Dies weist reelle Zahlen von -1 bis +1 unter Bezugnahme auf das "Iwanami Japanese Dictionary (Iwanami Shoten)" zu.
Je näher es an -1 liegt, desto negativer Je näher es an +1 liegt, desto positiver ist es.
Lesen Sie dann das Polaritätswörterbuch Erstellen Sie Listen und Wörterbücher.
#word_list, pn_Speichern Sie Word und PN im Listentyp.
import pandas as pd
pn_df = pd.read_csv('./6050_stock_price_prediction_data/pn_ja.csv', encoding='utf-8', names=('Word','Reading','POS', 'PN'))
word_list=list(pn_df['Word'])
pn_list=list(pn_df['PN'])
#pn_Wort als Diktat_list, pn_Erstellen Sie ein Wörterbuch, in dem die Liste gespeichert ist.
pn_dict = dict(zip(word_list,pn_list))
Die Implementierung besteht darin, auf das Polaritätswörterbuch zu verweisen und den PN-Wert zurückzugeben.
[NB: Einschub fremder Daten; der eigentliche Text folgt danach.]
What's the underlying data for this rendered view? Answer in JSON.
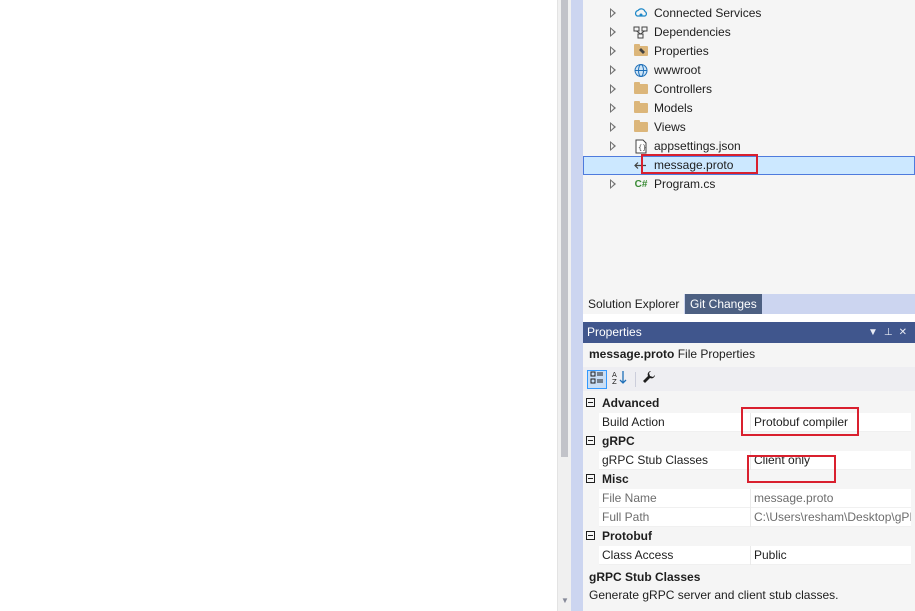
{
  "solution_explorer": {
    "items": [
      {
        "label": "Connected Services",
        "icon": "connected-services-icon"
      },
      {
        "label": "Dependencies",
        "icon": "dependencies-icon"
      },
      {
        "label": "Properties",
        "icon": "properties-folder-icon"
      },
      {
        "label": "wwwroot",
        "icon": "globe-icon"
      },
      {
        "label": "Controllers",
        "icon": "folder-icon"
      },
      {
        "label": "Models",
        "icon": "folder-icon"
      },
      {
        "label": "Views",
        "icon": "folder-icon"
      },
      {
        "label": "appsettings.json",
        "icon": "json-file-icon"
      },
      {
        "label": "message.proto",
        "icon": "proto-file-icon",
        "selected": true
      },
      {
        "label": "Program.cs",
        "icon": "csharp-file-icon"
      }
    ],
    "tabs": [
      "Solution Explorer",
      "Git Changes"
    ],
    "active_tab": "Solution Explorer"
  },
  "properties": {
    "title": "Properties",
    "object_name": "message.proto",
    "object_type": "File Properties",
    "categories": [
      {
        "name": "Advanced",
        "rows": [
          {
            "key": "Build Action",
            "value": "Protobuf compiler"
          }
        ]
      },
      {
        "name": "gRPC",
        "rows": [
          {
            "key": "gRPC Stub Classes",
            "value": "Client only"
          }
        ]
      },
      {
        "name": "Misc",
        "rows": [
          {
            "key": "File Name",
            "value": "message.proto"
          },
          {
            "key": "Full Path",
            "value": "C:\\Users\\resham\\Desktop\\gPI"
          }
        ]
      },
      {
        "name": "Protobuf",
        "rows": [
          {
            "key": "Class Access",
            "value": "Public"
          }
        ]
      }
    ],
    "description_title": "gRPC Stub Classes",
    "description_text": "Generate gRPC server and client stub classes."
  },
  "colors": {
    "frame": "#ccd5f0",
    "selection": "#cce8ff",
    "title_bar": "#40568d",
    "highlight": "#d9202e"
  }
}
Ebenfalls Übergeben Sie get_diclist ("Es wird morgen gut") an die Funktion add_pnvalue, um zu sehen, wie es funktioniert Wir übergeben es auch an die Funktion get_mean, um den Durchschnitt der PN-Werte zu ermitteln.
import numpy as np
def add_pnvalue(diclist_old, pn_dict):
diclist_new = []
for word in diclist_old:
base = word['BaseForm'] #Holen Sie sich die Grundform aus einzelnen Wörterbüchern
if base in pn_dict:
pn = float(pn_dict[base])
else:
pn = 'notfound' #Wenn das Wort nicht in der PN-Tabelle enthalten ist
word['PN'] = pn
diclist_new.append(word)
return(diclist_new)
#Berechnen Sie den PN-Durchschnittswert jedes Tweets
def get_mean(dictlist):
pn_list = []
for word in dictlist:
pn = word['PN']
if pn!='notfound':
pn_list.append(pn)
if len(pn_list)>0:
pnmean = np.mean(pn_list)
else:
pnmean=0
return pnmean
dl_old = get_diclist("Morgen wird es sonnig werden.")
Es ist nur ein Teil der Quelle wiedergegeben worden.